Friday, May 16, 2014


We love the image of the conquering hero, carried triumphant through the streets, and behind him we place the slave to whisper, "Remember, thou art mortal."

I have my own whispering slave, and I think each of us does. It's how we clip our own wings, and turn our strength to weakness. Mine waits until that moment when I see someone struggling and step forward to say, "Hey, do you need a hand with that?"

And then it hisses, "This is how Ted Bundy killed people."

My voice of mortality says no good deed goes unpunished.  It points out that altruism is probably not an individual evolutionary advantage, though the complexity of human relationships often makes it a social one.  It tells me I'm statistically more likely, running towards trouble, to be hurt or killed than those who run away from it.

There have been times in my life that I thought "I have made a decision that may kill me."  Maybe I got back on the road when I was probably too tired to drive safely, maybe I worked my way out onto the unsteady path before considering just how deserted the trail was and how far that drop went, maybe I called out that guy harassing women on the corner without knowing if he had friends, or even just a knife and a grudge.

The truth is that we never know until it happens which will be the decision that confirms the mortality.  Maybe it's as simple as 'I keep meaning to get that mole checked out, and putting it off.'  Or just stopping for the yellow light instead of gunning through the intersection, so that five miles down the road we cross paths with the speeding truck.  When you really consider it, every single decision you make every day could be the one that makes you mortal, and there's no way to know.

Kind of paralyzing, no?

When I first came to this understanding, this pure helplessness to predict a safe course, my impulse was to curl up in a dark quiet room and do absolutely nothing.  But then I came back to that thing I said earlier, about being statistically more likely to be killed running towards trouble than away from it, and I realised there was a qualifier to it:  by the trouble.  Running away from trouble, especially when they're other people's problems, only decreases the chance that particular situation will harm you.

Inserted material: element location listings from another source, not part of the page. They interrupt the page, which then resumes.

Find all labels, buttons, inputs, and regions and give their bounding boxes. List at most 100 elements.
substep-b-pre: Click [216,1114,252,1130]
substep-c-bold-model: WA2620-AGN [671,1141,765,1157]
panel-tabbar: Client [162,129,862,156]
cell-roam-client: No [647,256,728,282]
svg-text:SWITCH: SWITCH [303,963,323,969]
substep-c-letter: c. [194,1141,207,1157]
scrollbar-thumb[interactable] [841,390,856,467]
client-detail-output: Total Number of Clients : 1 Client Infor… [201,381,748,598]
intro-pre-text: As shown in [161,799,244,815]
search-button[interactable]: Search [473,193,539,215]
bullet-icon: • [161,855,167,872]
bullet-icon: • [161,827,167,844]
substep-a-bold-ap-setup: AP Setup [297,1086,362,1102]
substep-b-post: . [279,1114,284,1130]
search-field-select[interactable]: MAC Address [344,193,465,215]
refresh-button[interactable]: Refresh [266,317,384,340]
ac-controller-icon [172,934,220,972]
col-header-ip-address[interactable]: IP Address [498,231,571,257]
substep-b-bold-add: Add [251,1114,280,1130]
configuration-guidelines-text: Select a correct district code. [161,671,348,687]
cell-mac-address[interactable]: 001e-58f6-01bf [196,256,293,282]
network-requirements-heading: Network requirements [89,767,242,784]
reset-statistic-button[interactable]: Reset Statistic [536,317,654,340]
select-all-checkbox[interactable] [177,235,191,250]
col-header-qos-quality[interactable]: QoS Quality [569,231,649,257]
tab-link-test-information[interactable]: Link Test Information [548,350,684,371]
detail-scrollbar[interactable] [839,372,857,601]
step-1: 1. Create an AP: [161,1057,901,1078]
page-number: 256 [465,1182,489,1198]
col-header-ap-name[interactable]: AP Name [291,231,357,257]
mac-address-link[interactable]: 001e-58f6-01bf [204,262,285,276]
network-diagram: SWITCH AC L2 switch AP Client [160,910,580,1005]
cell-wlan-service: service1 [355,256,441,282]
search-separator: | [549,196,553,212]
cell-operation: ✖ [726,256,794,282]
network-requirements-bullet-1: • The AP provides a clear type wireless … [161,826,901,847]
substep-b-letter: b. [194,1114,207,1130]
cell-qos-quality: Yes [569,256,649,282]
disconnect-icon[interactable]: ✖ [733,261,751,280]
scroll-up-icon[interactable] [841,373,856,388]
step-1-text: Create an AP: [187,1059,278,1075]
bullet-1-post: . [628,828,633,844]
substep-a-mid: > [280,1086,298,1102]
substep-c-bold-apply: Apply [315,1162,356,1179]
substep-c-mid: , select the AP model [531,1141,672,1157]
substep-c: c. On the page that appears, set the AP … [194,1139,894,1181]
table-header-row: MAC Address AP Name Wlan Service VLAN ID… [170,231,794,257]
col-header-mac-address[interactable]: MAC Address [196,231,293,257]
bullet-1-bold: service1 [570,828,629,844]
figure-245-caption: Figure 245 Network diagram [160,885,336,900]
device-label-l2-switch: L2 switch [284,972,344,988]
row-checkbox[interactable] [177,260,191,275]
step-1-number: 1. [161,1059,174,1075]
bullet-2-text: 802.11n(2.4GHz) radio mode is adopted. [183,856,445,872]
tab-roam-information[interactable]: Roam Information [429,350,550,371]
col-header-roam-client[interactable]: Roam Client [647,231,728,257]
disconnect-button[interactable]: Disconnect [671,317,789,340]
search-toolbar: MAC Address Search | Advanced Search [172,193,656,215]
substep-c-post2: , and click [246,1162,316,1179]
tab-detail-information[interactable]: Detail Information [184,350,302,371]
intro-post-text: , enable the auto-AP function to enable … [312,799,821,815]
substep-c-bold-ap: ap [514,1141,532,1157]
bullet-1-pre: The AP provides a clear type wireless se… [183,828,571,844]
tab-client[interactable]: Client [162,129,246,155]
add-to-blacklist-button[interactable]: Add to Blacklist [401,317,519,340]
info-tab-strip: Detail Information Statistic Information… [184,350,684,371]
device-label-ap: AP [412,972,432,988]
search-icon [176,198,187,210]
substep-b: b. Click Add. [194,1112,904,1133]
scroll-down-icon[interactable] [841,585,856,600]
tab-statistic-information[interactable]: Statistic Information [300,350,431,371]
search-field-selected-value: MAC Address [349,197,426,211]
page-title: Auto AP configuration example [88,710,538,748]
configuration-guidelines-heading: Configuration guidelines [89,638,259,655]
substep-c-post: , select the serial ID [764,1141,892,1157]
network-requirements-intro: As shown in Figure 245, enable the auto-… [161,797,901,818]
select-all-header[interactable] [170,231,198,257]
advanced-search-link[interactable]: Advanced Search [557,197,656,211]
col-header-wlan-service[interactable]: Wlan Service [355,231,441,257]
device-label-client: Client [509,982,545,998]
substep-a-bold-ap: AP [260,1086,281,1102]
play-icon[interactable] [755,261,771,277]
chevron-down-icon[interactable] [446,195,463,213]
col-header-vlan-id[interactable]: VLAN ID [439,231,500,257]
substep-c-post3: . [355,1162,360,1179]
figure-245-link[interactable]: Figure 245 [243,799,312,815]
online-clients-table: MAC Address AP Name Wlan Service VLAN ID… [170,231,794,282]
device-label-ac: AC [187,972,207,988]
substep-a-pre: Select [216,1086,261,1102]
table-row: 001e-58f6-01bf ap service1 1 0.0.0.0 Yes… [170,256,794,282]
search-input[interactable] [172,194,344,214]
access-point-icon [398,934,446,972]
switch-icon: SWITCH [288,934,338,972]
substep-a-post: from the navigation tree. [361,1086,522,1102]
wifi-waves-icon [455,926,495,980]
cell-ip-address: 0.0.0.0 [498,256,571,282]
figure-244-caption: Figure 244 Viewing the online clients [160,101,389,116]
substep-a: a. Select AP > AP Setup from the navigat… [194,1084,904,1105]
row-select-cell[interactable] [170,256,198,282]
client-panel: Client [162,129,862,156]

It can't make you safe.  You are never entirely safe.

The statistical likelihood of death is 100% for me, as it is for everyone else.  I will die, and in hindsight I will be able to see the choice or set of choices that led to the circumstances of my death.

This would suggest that the ideal course in life is to make every single decision worth dying for.  To live a life of such epic courage and adventure it gets its own soundtrack.  But I don't have that option.  Bills must be paid, tires must be rotated, sinks must be scrubbed and the laundry never stops needing to be folded.  It's hard to maintain that level of significance in every choice, to wash the dishes as if your life depended on how you did it, because it just might.

I release the small decisions, the ones of fate and chance, the 'do I cut through the parking lot or wait at the light?' the 'do I wear sandals or tennis shoes?'  It's good to weigh risks on decisions, but it's not reasonable to spend your life calculating detailed risk assessments for every left turn or breakfast taco.

Instead, I listen for the voice, for that hissing whisper just behind my right shoulder.  I interpret that voice as my subconscious alerting me to choices that define me, choices that give me a chance to *earn* my mortality and its rewards.  Yes, I tell it, Ted Bundy used people's kindness to prey on them.  But kindness keeps the mechanism of human interaction moving, and a life of choosing to be kind instead of afraid is worth living.  Yes, love leads to grief and loss, and it can end in betrayal, but in the life I want to lead that's a risk you have to take.  I may have few opportunities to live an epic life, but I have many many chances to live a pattern I'll look back gladly on creating.

I'm still often painfully aware of my mortality, but I've stopped resenting that whisperer, because in trying to clip my wings, it's inadvertently pointing out opportunities to fly.